What a great post! The sort of thing I wish I would have read before I started to read all these crazy blogs trying to find answers . . .

I think you are so right about the trends. And I think that you are the perfect person to talk about it, since your book is so magnificent, and it isn't trendy. It's just good. And trends are always started by books that are just good.

Love your book for what it is, and I'm so glad that you did author-intrusion and episodes and wrote old-fashioned and the length that it is in, because it was so delightful to read. I loved it because it wasn't what everyone else was writing and reading--it was different.

Kelly M said...

Thank you for that! It's great to read about your experience and what you've learned. Is there somewhere on your blog you talk about getting your agent and your publishing deal? Two years... wow. I hope you didn't have to wait two years to get paid!

Adrienne said...

hwalk - I am so happy that you liked the post! And thrilled how much you like my book. Thank you so much for the compliment, it means a lot to me!

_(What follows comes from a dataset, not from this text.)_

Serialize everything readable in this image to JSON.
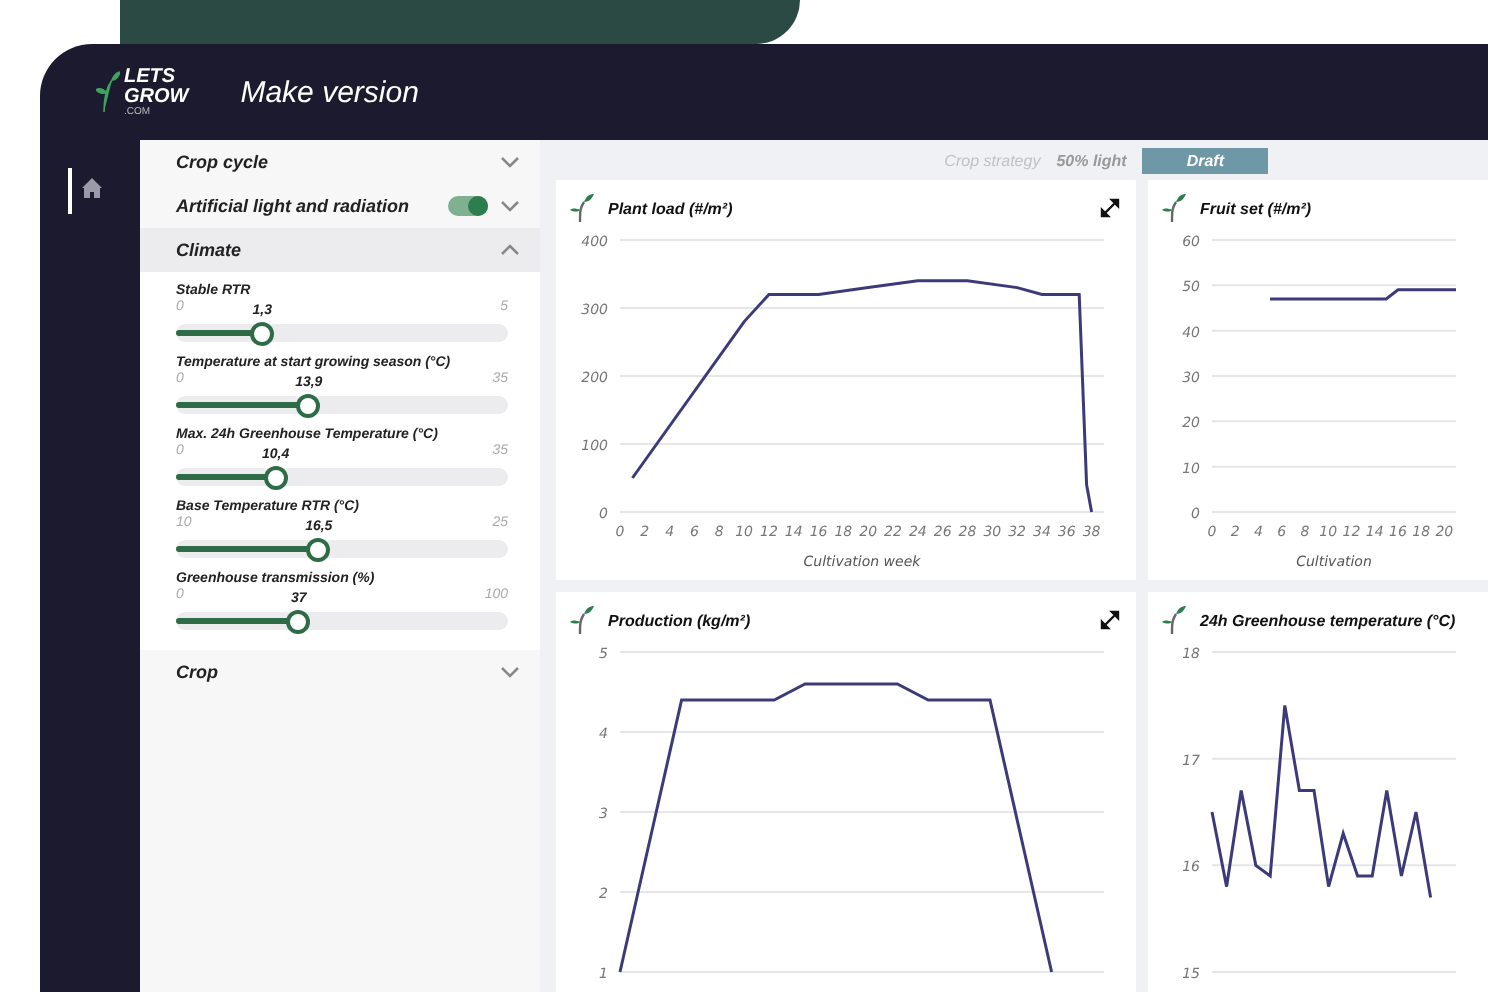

kelly - glad you liked it too! And yes, I have written about getting an agent etc. If you go down the side bar of my blog you'll see a section that says: "My road to publication" with some links to past articles. Also you can always go through the archives at the bottom! I've had the blog for a while now, and I've written A LOT of info about writing and publishing.

kelly m said...

Hi thank you for replying so fast! I read the old posts and can't wait for more :) Thank you, Kelly

Ross said...

ok so I just want to say thank you to you Adrienne. Which is weird cause you don't actually know who I am. But anyway, I am currently in college studying to be an actor. Anyway I just finished Alex and the Ironic Gentleman and I have to say that I LOVED it! Usually when I find things that are brilliant, or extremely creative, etc. I go to their websites, which I did for you. And doing that led me to your blog. And I have to say you really helped me. You see the other day I was in a down in the dumps sort of mood, because I had gotten to thinking about how scared I am of the future... like what if I don't make it as an actor. Pretty normal thoughts I guess for someone going into their senior year in college. Once thats over its the (gulp) real world. So yes, I wasn't to happy but then I started reading your blog and honestly it gave me hope. Like you did and still do these amazing things, even though you are out of school, and its all fantastic, even when its not you still seem to keep going with a smile on your face. So I thought, why not? I am going to do the same! I will not give up! And you inspired me to that, so thank you. You are a wonderful writer, and even though I haven't seen you act, I have faith that you are a wonderful actor as well.

brian_ohio said...

Hi Adrienne,

Look at you... a posting fool.

And this is good stuff. Re: the agent Blogs... if I still had to query (Yay! I don't!) I'd use them specifically to personalize the opening of the query. Also, they're good to research agent tastes and clients.

As you mentioned, the 'What's Hot' stuff is bogus. Write a great book. Great books are always hot!

And count me in on Carl. (well... metaphorically speaking, of course.)

Adrienne said...

ross - wow. I'm glad I could help like that, truly! And thank you so much for all the compliments. I am thrilled you enjoyed my book that much!

The thing about being an actor or a writer is it is very hard, and a lot of people are going to convince you it is impossible. But it isn't. There are practical steps that can be taken, and yes while a lot of what we have to do is rely on luck, we have to be ready for the luck when it strikes. So keep up the good work, taking courses, honing your skills, and keep the faith. You can do it. It isn't easy. It is down right painful. But . . . it isn't impossible either.

brian - you make a good point about the personalising queries. Agent blogs are great for learning about an agent, and letting us make informed choices, even maybe cross a few off our list. And glad to have you on board for the Carl revolution!